Ни одной  нотации не прочитал мне  в детстве дядя Кеша,  ни одной педагогической лекции. А как много  дал. И уроки эти не забудутся. А теперь я завидую ленинцам - у них  живет прекрасный Человек, лучший  из всех возможных воспитателей, яркий само-цвет из дешуланской копилки талантов.  Дай Бог счастья   ему  и его  семье!
Еще один сосед, дед  Николай Семенов, давно уже умерший, оставил в наследство деревне резные этажерки и круглые столы, буфеты  и тумбочки. Этим тоже дал  урок красоты  деревне. Подумать только, он умер,  когда я   еще не ходила в школу. А у меня и сегодня стоит  круглый стол, сделанный им!

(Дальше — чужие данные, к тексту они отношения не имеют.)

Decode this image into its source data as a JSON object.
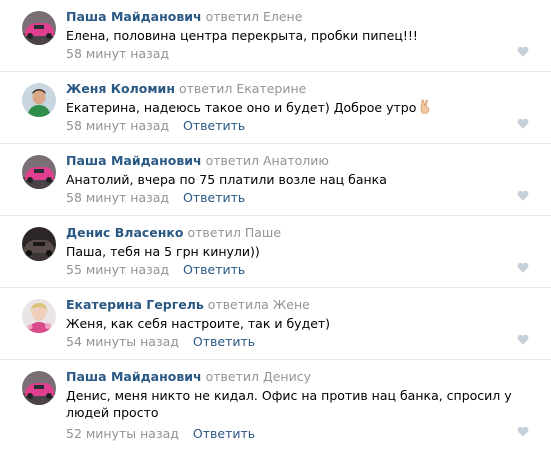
{
  "comments": [
    {
      "author": "Паша Майданович",
      "reply_word": "ответил",
      "reply_to": "Елене",
      "text": "Елена, половина центра перекрыта, пробки пипец!!!",
      "time": "58 минут назад",
      "reply_label": "",
      "avatar": "pink-car"
    },
    {
      "author": "Женя Коломин",
      "reply_word": "ответил",
      "reply_to": "Екатерине",
      "text": "Екатерина, надеюсь такое оно и будет) Доброе утро",
      "emoji": "victory-hand-emoji",
      "time": "58 минут назад",
      "reply_label": "Ответить",
      "avatar": "young-man"
    },
    {
      "author": "Паша Майданович",
      "reply_word": "ответил",
      "reply_to": "Анатолию",
      "text": "Анатолий, вчера по 75 платили возле нац банка",
      "time": "58 минут назад",
      "reply_label": "Ответить",
      "avatar": "pink-car"
    },
    {
      "author": "Денис Власенко",
      "reply_word": "ответил",
      "reply_to": "Паше",
      "text": "Паша, тебя на 5 грн кинули))",
      "time": "55 минут назад",
      "reply_label": "Ответить",
      "avatar": "dark-car"
    },
    {
      "author": "Екатерина Гергель",
      "reply_word": "ответила",
      "reply_to": "Жене",
      "text": "Женя, как себя настроите, так и будет)",
      "time": "54 минуты назад",
      "reply_label": "Ответить",
      "avatar": "woman-flowers"
    },
    {
      "author": "Паша Майданович",
      "reply_word": "ответил",
      "reply_to": "Денису",
      "text": "Денис, меня никто не кидал. Офис на против нац банка, спросил у людей просто",
      "time": "52 минуты назад",
      "reply_label": "Ответить",
      "avatar": "pink-car"
    }
  ],
  "colors": {
    "author": "#2a5885",
    "meta": "#939393",
    "divider": "#e7e8ec",
    "like": "#c5d0db"
  }
}
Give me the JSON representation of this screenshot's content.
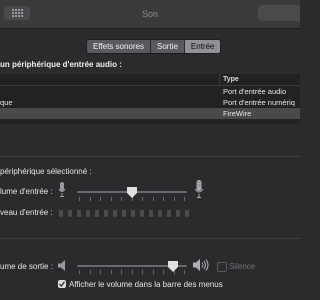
{
  "window": {
    "title": "Son"
  },
  "tabs": [
    {
      "label": "Effets sonores",
      "active": false
    },
    {
      "label": "Sortie",
      "active": false
    },
    {
      "label": "Entrée",
      "active": true
    }
  ],
  "input_devices": {
    "heading": "un périphérique d'entrée audio :",
    "column_type": "Type",
    "rows": [
      {
        "name": "",
        "type": "Port d'entrée audio",
        "selected": false
      },
      {
        "name": "que",
        "type": "Port d'entrée numériq",
        "selected": false
      },
      {
        "name": "",
        "type": "FireWire",
        "selected": true
      }
    ]
  },
  "selected_device": {
    "heading": "périphérique sélectionné :",
    "input_volume_label": "lume d'entrée :",
    "input_volume_level": 0.5,
    "input_level_label": "veau d'entrée :",
    "input_level_segments": 15,
    "input_level_active": 0
  },
  "output": {
    "volume_label": "ume de sortie :",
    "volume_level": 0.87,
    "mute_label": "Silence",
    "mute_checked": false,
    "show_in_menubar_label": "Afficher le volume dans la barre des menus",
    "show_in_menubar_checked": true
  },
  "colors": {
    "accent": "#909095",
    "background": "#2b2b2d",
    "selected_row": "#4a4a4d"
  }
}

Даже жена его, бабка Поля, и та вложила, наверное, в каждого с нашей улицы своё- бодрость и оптимизм. Недавно, еще до смерти ее сына, она приезжала в Дешулан.   Колесом прокатилась по улице,  как двадцать лет назад, ничуть не  убавив в скорости. Была столь же говорлива, быстра, как и раньше.
«Семениха приехала», -  удивлялись в селе. Как будто не уезжала, как будто не было за плечами долгих лет.   У кого еще учиться жизни, как не у нее?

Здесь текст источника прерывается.